4. Have Self Compassion
Lockdown 2.0 has put the world in something of a productivity limbo. Because you have fewer opportunities to socialise, you may put pressure on other parts of your life, such as work or fitness. However, one thing to remember is that you’re going through a difficult year. You don’t have to learn a new language, take on extra work or redecorate your house just because you’re in lockdown.
Instead, congratulate yourself for coping through a global pandemic. “Self-compassion is important, so don’t be hard on yourself,” urges Dr. Balu. “When you put extra pressure on yourself – worrying about deadlines, for example – you put yourself in a bubble, where you can end up feeling more alone. It’s about having the perspective to say ‘it’s okay, I’m doing okay’.”

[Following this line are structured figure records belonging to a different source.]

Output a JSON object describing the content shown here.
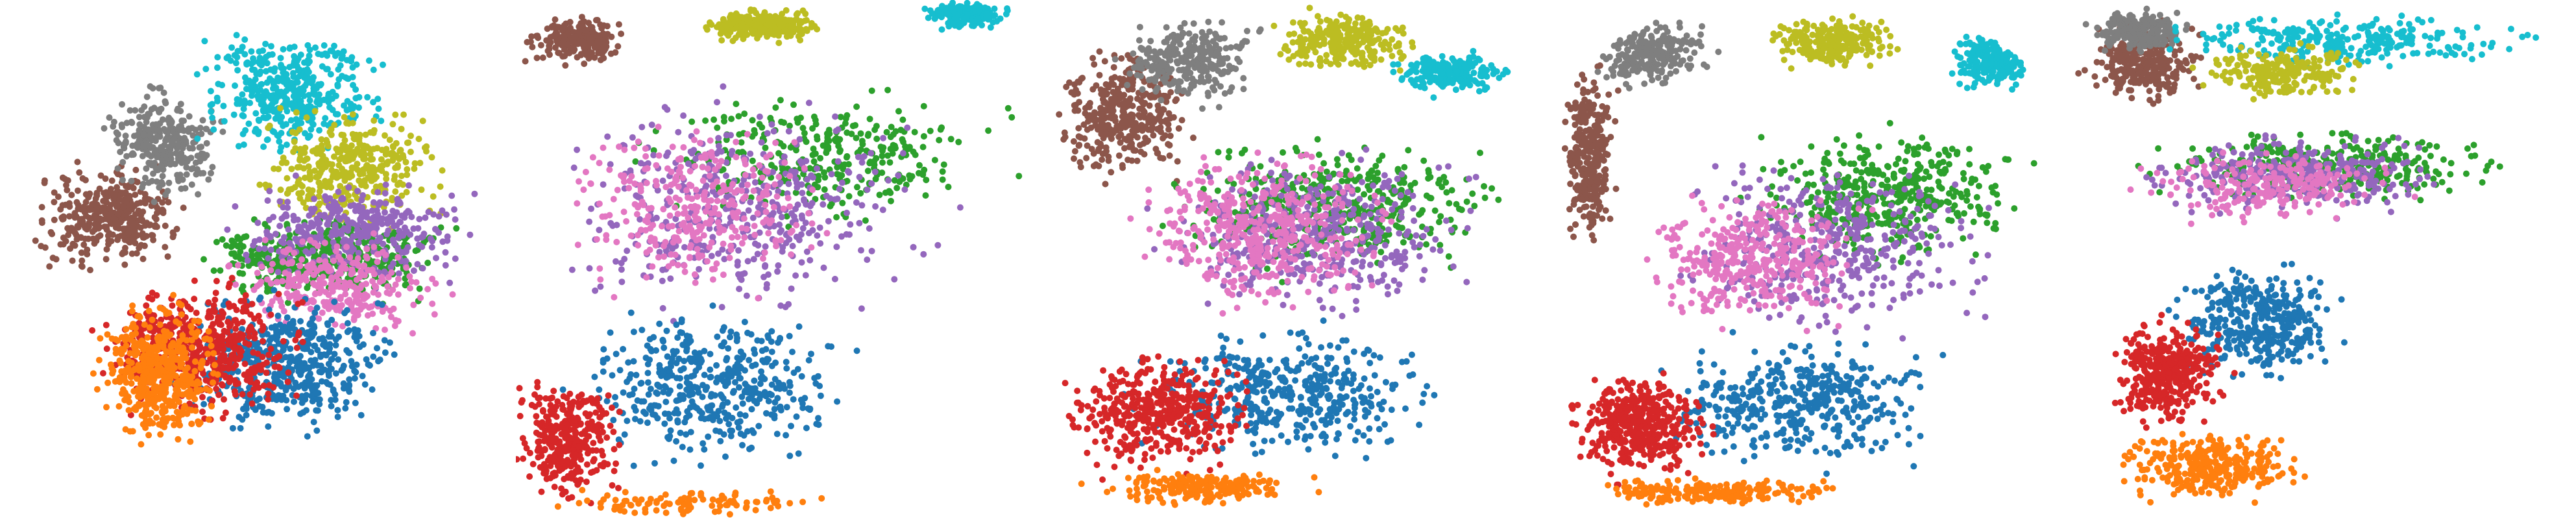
{
  "colors": {
    "blue": "#1f77b4",
    "orange": "#ff7f0e",
    "green": "#2ca02c",
    "red": "#d62728",
    "purple": "#9467bd",
    "brown": "#8c564b",
    "pink": "#e377c2",
    "gray": "#7f7f7f",
    "olive": "#bcbd22",
    "cyan": "#17becf"
  },
  "chart_data": [
    {
      "type": "scatter",
      "title": "",
      "xlabel": "",
      "ylabel": "",
      "axes_visible": false,
      "grid": false,
      "legend": "none",
      "shape": "disc",
      "series": [
        {
          "color": "#8c564b",
          "count": 380,
          "region": {
            "cx": 0.22,
            "cy": 0.42,
            "rx": 0.18,
            "ry": 0.12
          }
        },
        {
          "color": "#7f7f7f",
          "count": 300,
          "region": {
            "cx": 0.33,
            "cy": 0.28,
            "rx": 0.14,
            "ry": 0.13
          }
        },
        {
          "color": "#17becf",
          "count": 420,
          "region": {
            "cx": 0.58,
            "cy": 0.18,
            "rx": 0.22,
            "ry": 0.14
          }
        },
        {
          "color": "#bcbd22",
          "count": 360,
          "region": {
            "cx": 0.7,
            "cy": 0.32,
            "rx": 0.22,
            "ry": 0.14
          }
        },
        {
          "color": "#2ca02c",
          "count": 420,
          "region": {
            "cx": 0.65,
            "cy": 0.5,
            "rx": 0.3,
            "ry": 0.1
          }
        },
        {
          "color": "#9467bd",
          "count": 380,
          "region": {
            "cx": 0.7,
            "cy": 0.45,
            "rx": 0.28,
            "ry": 0.12
          }
        },
        {
          "color": "#e377c2",
          "count": 300,
          "region": {
            "cx": 0.68,
            "cy": 0.55,
            "rx": 0.26,
            "ry": 0.12
          }
        },
        {
          "color": "#1f77b4",
          "count": 480,
          "region": {
            "cx": 0.58,
            "cy": 0.7,
            "rx": 0.26,
            "ry": 0.16
          }
        },
        {
          "color": "#d62728",
          "count": 520,
          "region": {
            "cx": 0.4,
            "cy": 0.68,
            "rx": 0.25,
            "ry": 0.16
          }
        },
        {
          "color": "#ff7f0e",
          "count": 480,
          "region": {
            "cx": 0.32,
            "cy": 0.72,
            "rx": 0.14,
            "ry": 0.16
          }
        }
      ]
    },
    {
      "type": "scatter",
      "title": "",
      "xlabel": "",
      "ylabel": "",
      "axes_visible": false,
      "grid": false,
      "legend": "none",
      "shape": "rect",
      "series": [
        {
          "color": "#8c564b",
          "count": 200,
          "region": {
            "cx": 0.12,
            "cy": 0.08,
            "rx": 0.12,
            "ry": 0.06
          }
        },
        {
          "color": "#bcbd22",
          "count": 260,
          "region": {
            "cx": 0.48,
            "cy": 0.05,
            "rx": 0.14,
            "ry": 0.04
          }
        },
        {
          "color": "#17becf",
          "count": 160,
          "region": {
            "cx": 0.88,
            "cy": 0.03,
            "rx": 0.1,
            "ry": 0.03
          }
        },
        {
          "color": "#2ca02c",
          "count": 320,
          "region": {
            "cx": 0.6,
            "cy": 0.3,
            "rx": 0.4,
            "ry": 0.16
          }
        },
        {
          "color": "#9467bd",
          "count": 420,
          "region": {
            "cx": 0.45,
            "cy": 0.4,
            "rx": 0.45,
            "ry": 0.25
          }
        },
        {
          "color": "#e377c2",
          "count": 320,
          "region": {
            "cx": 0.35,
            "cy": 0.4,
            "rx": 0.3,
            "ry": 0.2
          }
        },
        {
          "color": "#1f77b4",
          "count": 440,
          "region": {
            "cx": 0.38,
            "cy": 0.75,
            "rx": 0.32,
            "ry": 0.18
          }
        },
        {
          "color": "#d62728",
          "count": 340,
          "region": {
            "cx": 0.1,
            "cy": 0.85,
            "rx": 0.12,
            "ry": 0.14
          }
        },
        {
          "color": "#ff7f0e",
          "count": 100,
          "region": {
            "cx": 0.35,
            "cy": 0.97,
            "rx": 0.35,
            "ry": 0.03
          }
        }
      ]
    },
    {
      "type": "scatter",
      "title": "",
      "xlabel": "",
      "ylabel": "",
      "axes_visible": false,
      "grid": false,
      "legend": "none",
      "shape": "disc",
      "series": [
        {
          "color": "#8c564b",
          "count": 360,
          "region": {
            "cx": 0.18,
            "cy": 0.22,
            "rx": 0.16,
            "ry": 0.16
          }
        },
        {
          "color": "#7f7f7f",
          "count": 300,
          "region": {
            "cx": 0.3,
            "cy": 0.12,
            "rx": 0.16,
            "ry": 0.1
          }
        },
        {
          "color": "#bcbd22",
          "count": 260,
          "region": {
            "cx": 0.6,
            "cy": 0.08,
            "rx": 0.16,
            "ry": 0.07
          }
        },
        {
          "color": "#17becf",
          "count": 200,
          "region": {
            "cx": 0.82,
            "cy": 0.14,
            "rx": 0.14,
            "ry": 0.05
          }
        },
        {
          "color": "#2ca02c",
          "count": 420,
          "region": {
            "cx": 0.6,
            "cy": 0.4,
            "rx": 0.38,
            "ry": 0.15
          }
        },
        {
          "color": "#9467bd",
          "count": 420,
          "region": {
            "cx": 0.55,
            "cy": 0.45,
            "rx": 0.38,
            "ry": 0.18
          }
        },
        {
          "color": "#e377c2",
          "count": 440,
          "region": {
            "cx": 0.45,
            "cy": 0.45,
            "rx": 0.3,
            "ry": 0.18
          }
        },
        {
          "color": "#1f77b4",
          "count": 420,
          "region": {
            "cx": 0.5,
            "cy": 0.76,
            "rx": 0.34,
            "ry": 0.15
          }
        },
        {
          "color": "#d62728",
          "count": 440,
          "region": {
            "cx": 0.25,
            "cy": 0.8,
            "rx": 0.22,
            "ry": 0.14
          }
        },
        {
          "color": "#ff7f0e",
          "count": 200,
          "region": {
            "cx": 0.32,
            "cy": 0.94,
            "rx": 0.25,
            "ry": 0.04
          }
        }
      ]
    },
    {
      "type": "scatter",
      "title": "",
      "xlabel": "",
      "ylabel": "",
      "axes_visible": false,
      "grid": false,
      "legend": "none",
      "shape": "disc",
      "series": [
        {
          "color": "#8c564b",
          "count": 300,
          "region": {
            "cx": 0.08,
            "cy": 0.3,
            "rx": 0.06,
            "ry": 0.22
          }
        },
        {
          "color": "#7f7f7f",
          "count": 220,
          "region": {
            "cx": 0.2,
            "cy": 0.1,
            "rx": 0.14,
            "ry": 0.08
          }
        },
        {
          "color": "#bcbd22",
          "count": 240,
          "region": {
            "cx": 0.55,
            "cy": 0.08,
            "rx": 0.15,
            "ry": 0.06
          }
        },
        {
          "color": "#17becf",
          "count": 200,
          "region": {
            "cx": 0.86,
            "cy": 0.12,
            "rx": 0.1,
            "ry": 0.06
          }
        },
        {
          "color": "#2ca02c",
          "count": 420,
          "region": {
            "cx": 0.66,
            "cy": 0.38,
            "rx": 0.32,
            "ry": 0.16
          }
        },
        {
          "color": "#9467bd",
          "count": 400,
          "region": {
            "cx": 0.55,
            "cy": 0.48,
            "rx": 0.36,
            "ry": 0.2
          }
        },
        {
          "color": "#e377c2",
          "count": 360,
          "region": {
            "cx": 0.4,
            "cy": 0.5,
            "rx": 0.26,
            "ry": 0.16
          }
        },
        {
          "color": "#1f77b4",
          "count": 420,
          "region": {
            "cx": 0.48,
            "cy": 0.78,
            "rx": 0.32,
            "ry": 0.15
          }
        },
        {
          "color": "#d62728",
          "count": 440,
          "region": {
            "cx": 0.18,
            "cy": 0.82,
            "rx": 0.16,
            "ry": 0.12
          }
        },
        {
          "color": "#ff7f0e",
          "count": 200,
          "region": {
            "cx": 0.32,
            "cy": 0.95,
            "rx": 0.3,
            "ry": 0.03
          }
        }
      ]
    },
    {
      "type": "scatter",
      "title": "",
      "xlabel": "",
      "ylabel": "",
      "axes_visible": false,
      "grid": false,
      "legend": "none",
      "shape": "disc",
      "series": [
        {
          "color": "#8c564b",
          "count": 300,
          "region": {
            "cx": 0.15,
            "cy": 0.12,
            "rx": 0.14,
            "ry": 0.09
          }
        },
        {
          "color": "#7f7f7f",
          "count": 200,
          "region": {
            "cx": 0.14,
            "cy": 0.06,
            "rx": 0.12,
            "ry": 0.05
          }
        },
        {
          "color": "#17becf",
          "count": 280,
          "region": {
            "cx": 0.55,
            "cy": 0.08,
            "rx": 0.45,
            "ry": 0.06
          }
        },
        {
          "color": "#bcbd22",
          "count": 220,
          "region": {
            "cx": 0.42,
            "cy": 0.14,
            "rx": 0.2,
            "ry": 0.06
          }
        },
        {
          "color": "#2ca02c",
          "count": 340,
          "region": {
            "cx": 0.52,
            "cy": 0.32,
            "rx": 0.4,
            "ry": 0.08
          }
        },
        {
          "color": "#9467bd",
          "count": 320,
          "region": {
            "cx": 0.45,
            "cy": 0.34,
            "rx": 0.36,
            "ry": 0.1
          }
        },
        {
          "color": "#e377c2",
          "count": 220,
          "region": {
            "cx": 0.4,
            "cy": 0.36,
            "rx": 0.3,
            "ry": 0.08
          }
        },
        {
          "color": "#1f77b4",
          "count": 360,
          "region": {
            "cx": 0.38,
            "cy": 0.62,
            "rx": 0.2,
            "ry": 0.14
          }
        },
        {
          "color": "#d62728",
          "count": 360,
          "region": {
            "cx": 0.2,
            "cy": 0.72,
            "rx": 0.14,
            "ry": 0.12
          }
        },
        {
          "color": "#ff7f0e",
          "count": 300,
          "region": {
            "cx": 0.28,
            "cy": 0.9,
            "rx": 0.22,
            "ry": 0.08
          }
        }
      ]
    }
  ]
}
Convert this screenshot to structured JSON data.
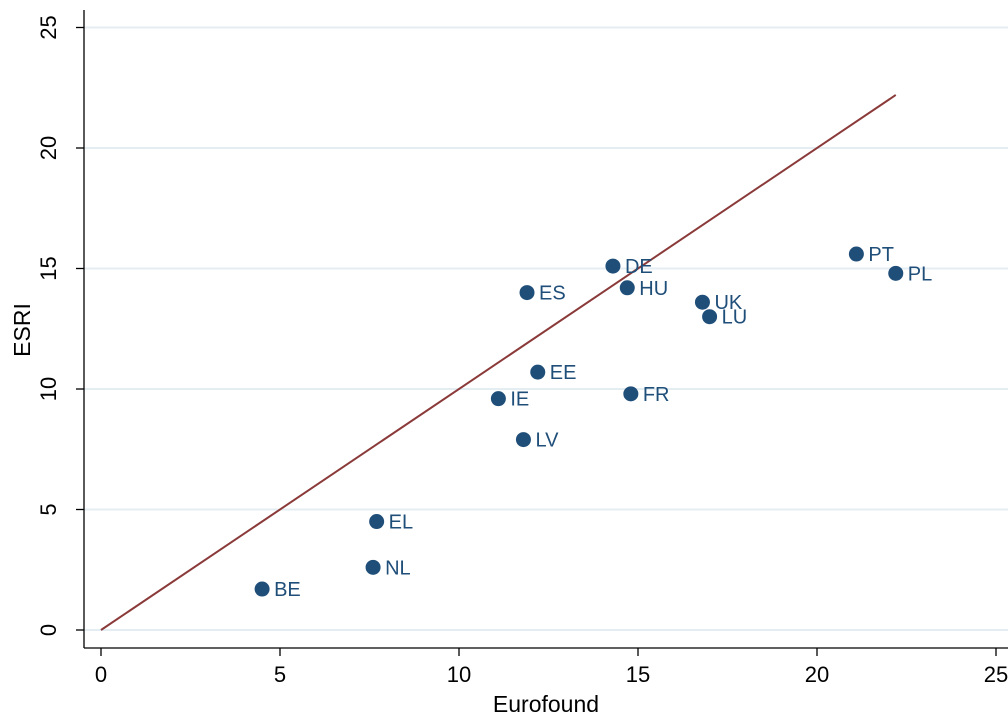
{
  "chart_data": {
    "type": "scatter",
    "title": "",
    "xlabel": "Eurofound",
    "ylabel": "ESRI",
    "xlim": [
      0,
      25
    ],
    "ylim": [
      0,
      25
    ],
    "x_ticks": [
      "0",
      "5",
      "10",
      "15",
      "20",
      "25"
    ],
    "y_ticks": [
      "0",
      "5",
      "10",
      "15",
      "20",
      "25"
    ],
    "grid": "horizontal",
    "reference_line": {
      "from": [
        0,
        0
      ],
      "to": [
        22.2,
        22.2
      ],
      "color": "#8B3A3A"
    },
    "marker_color": "#1F4E79",
    "points": [
      {
        "label": "BE",
        "x": 4.5,
        "y": 1.7
      },
      {
        "label": "NL",
        "x": 7.6,
        "y": 2.6
      },
      {
        "label": "EL",
        "x": 7.7,
        "y": 4.5
      },
      {
        "label": "LV",
        "x": 11.8,
        "y": 7.9
      },
      {
        "label": "IE",
        "x": 11.1,
        "y": 9.6
      },
      {
        "label": "EE",
        "x": 12.2,
        "y": 10.7
      },
      {
        "label": "ES",
        "x": 11.9,
        "y": 14.0
      },
      {
        "label": "DE",
        "x": 14.3,
        "y": 15.1
      },
      {
        "label": "HU",
        "x": 14.7,
        "y": 14.2
      },
      {
        "label": "FR",
        "x": 14.8,
        "y": 9.8
      },
      {
        "label": "UK",
        "x": 16.8,
        "y": 13.6
      },
      {
        "label": "LU",
        "x": 17.0,
        "y": 13.0
      },
      {
        "label": "PT",
        "x": 21.1,
        "y": 15.6
      },
      {
        "label": "PL",
        "x": 22.2,
        "y": 14.8
      }
    ]
  }
}
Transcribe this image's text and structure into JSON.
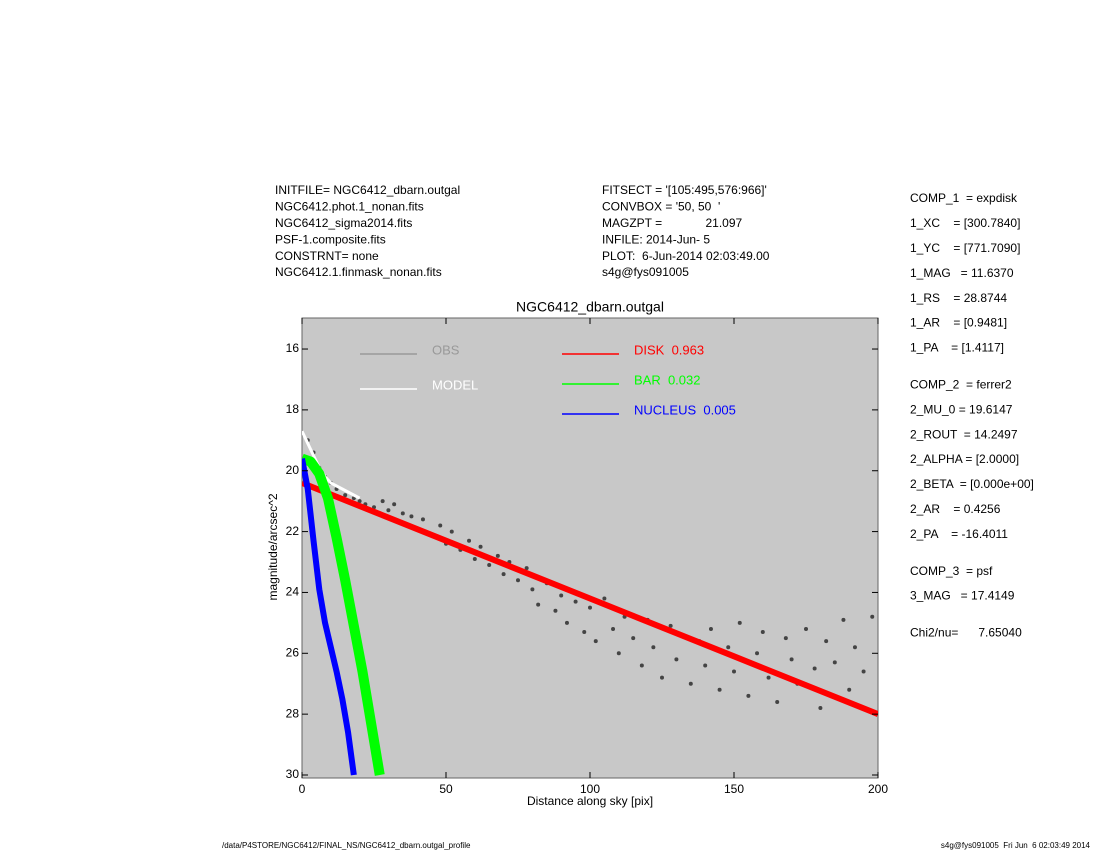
{
  "header": {
    "left": [
      "INITFILE= NGC6412_dbarn.outgal",
      "NGC6412.phot.1_nonan.fits",
      "NGC6412_sigma2014.fits",
      "PSF-1.composite.fits",
      "CONSTRNT= none",
      "NGC6412.1.finmask_nonan.fits"
    ],
    "middle": [
      "FITSECT = '[105:495,576:966]'",
      "CONVBOX = '50, 50  '",
      "MAGZPT =             21.097",
      "INFILE: 2014-Jun- 5",
      "PLOT:  6-Jun-2014 02:03:49.00",
      "s4g@fys091005"
    ]
  },
  "parameters": [
    [
      "COMP_1  = expdisk",
      "1_XC    = [300.7840]",
      "1_YC    = [771.7090]",
      "1_MAG   = 11.6370",
      "1_RS    = 28.8744",
      "1_AR    = [0.9481]",
      "1_PA    = [1.4117]"
    ],
    [
      "COMP_2  = ferrer2",
      "2_MU_0 = 19.6147",
      "2_ROUT  = 14.2497",
      "2_ALPHA = [2.0000]",
      "2_BETA  = [0.000e+00]",
      "2_AR    = 0.4256",
      "2_PA    = -16.4011"
    ],
    [
      "COMP_3  = psf",
      "3_MAG   = 17.4149"
    ],
    [
      "Chi2/nu=      7.65040"
    ]
  ],
  "footer": {
    "left": "/data/P4STORE/NGC6412/FINAL_NS/NGC6412_dbarn.outgal_profile",
    "right": "s4g@fys091005  Fri Jun  6 02:03:49 2014"
  },
  "chart_data": {
    "type": "scatter",
    "title": "NGC6412_dbarn.outgal",
    "x_label": "Distance along sky [pix]",
    "y_label": "magnitude/arcsec^2",
    "xlim": [
      0,
      200
    ],
    "ylim": [
      15,
      30
    ],
    "y_inverted": true,
    "xticks": [
      0,
      50,
      100,
      150,
      200
    ],
    "yticks": [
      16,
      18,
      20,
      22,
      24,
      26,
      28,
      30
    ],
    "background": "#c8c8c8",
    "series": [
      {
        "name": "OBS",
        "type": "scatter",
        "color": "#444444",
        "legend_color": "#999999",
        "x": [
          2,
          4,
          6,
          8,
          10,
          12,
          15,
          18,
          20,
          22,
          25,
          28,
          30,
          32,
          35,
          38,
          40,
          42,
          45,
          48,
          50,
          52,
          55,
          58,
          60,
          62,
          65,
          68,
          70,
          72,
          75,
          78,
          80,
          82,
          85,
          88,
          90,
          92,
          95,
          98,
          100,
          102,
          105,
          108,
          110,
          112,
          115,
          118,
          120,
          122,
          125,
          128,
          130,
          132,
          135,
          138,
          140,
          142,
          145,
          148,
          150,
          152,
          155,
          158,
          160,
          162,
          165,
          168,
          170,
          172,
          175,
          178,
          180,
          182,
          185,
          188,
          190,
          192,
          195,
          198
        ],
        "values": [
          19.0,
          19.4,
          19.9,
          20.2,
          20.4,
          20.6,
          20.8,
          20.9,
          21.0,
          21.1,
          21.2,
          21.0,
          21.3,
          21.1,
          21.4,
          21.5,
          21.9,
          21.6,
          22.1,
          21.8,
          22.4,
          22.0,
          22.6,
          22.3,
          22.9,
          22.5,
          23.1,
          22.8,
          23.4,
          23.0,
          23.6,
          23.2,
          23.9,
          24.4,
          23.7,
          24.6,
          24.1,
          25.0,
          24.3,
          25.3,
          24.5,
          25.6,
          24.2,
          25.2,
          26.0,
          24.8,
          25.5,
          26.4,
          24.9,
          25.8,
          26.8,
          25.1,
          26.2,
          25.4,
          27.0,
          25.6,
          26.4,
          25.2,
          27.2,
          25.8,
          26.6,
          25.0,
          27.4,
          26.0,
          25.3,
          26.8,
          27.6,
          25.5,
          26.2,
          27.0,
          25.2,
          26.5,
          27.8,
          25.6,
          26.3,
          24.9,
          27.2,
          25.8,
          26.6,
          24.8
        ]
      },
      {
        "name": "MODEL",
        "type": "line",
        "color": "#ffffff",
        "x": [
          0,
          2,
          4,
          6,
          8,
          10,
          14,
          20
        ],
        "values": [
          18.7,
          19.1,
          19.5,
          19.9,
          20.2,
          20.4,
          20.6,
          20.9
        ]
      },
      {
        "name": "DISK  0.963",
        "type": "line",
        "color": "#ff0000",
        "x": [
          0,
          50,
          100,
          150,
          200
        ],
        "values": [
          20.4,
          22.3,
          24.2,
          26.1,
          28.0
        ]
      },
      {
        "name": "BAR  0.032",
        "type": "line",
        "color": "#00ff00",
        "x": [
          0,
          3,
          6,
          9,
          12,
          15,
          18,
          21,
          24,
          27
        ],
        "values": [
          19.6,
          19.7,
          20.1,
          20.9,
          22.2,
          23.6,
          25.1,
          26.6,
          28.3,
          30.0
        ]
      },
      {
        "name": "NUCLEUS  0.005",
        "type": "line",
        "color": "#0000ff",
        "x": [
          0,
          2,
          4,
          6,
          8,
          10,
          12,
          14,
          16,
          18
        ],
        "values": [
          19.6,
          20.6,
          22.3,
          23.9,
          25.0,
          25.8,
          26.6,
          27.5,
          28.6,
          30.0
        ]
      }
    ]
  }
}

5. Put Social Media into Perspective
Instagram can be an invaluable tool for connecting you with people around the world. However, it’s a highlight reel; a place where people show the best parts of their day, and tend to edit out the bad. If you find yourself comparing your life to someone’s Stories, and feel lonelier as a result, try limiting your time on social media. You can even add time limits on your smartphone,
“One thing I ask my patients is, ‘Are you using social media to enhance your life? Or are you letting social media control and distress your life?’” says Dr. Balu. “If you are inspired by the posts you see or you’re using social media to connect with somebody, that’s a good thing.” However, if you find you experience negative emotions after scrolling, it may be time to take a step back.
6. Know When to Seek Professional Help
Don’t wait for loneliness to become unbearable before you seek professional advice. “Prevention is better than cure,” explains Dr. Balu. “Mental health problems are very common, so there’s nothing to be ashamed of when asking for help.”
He adds that, because the sense of isolation can lead to further mental health problems, it’s important to take your feelings seriously. “Complications of mental health problems are what cause disability and distress, and that is what we’re trying to prevent by seeking professional help much earlier in the process.”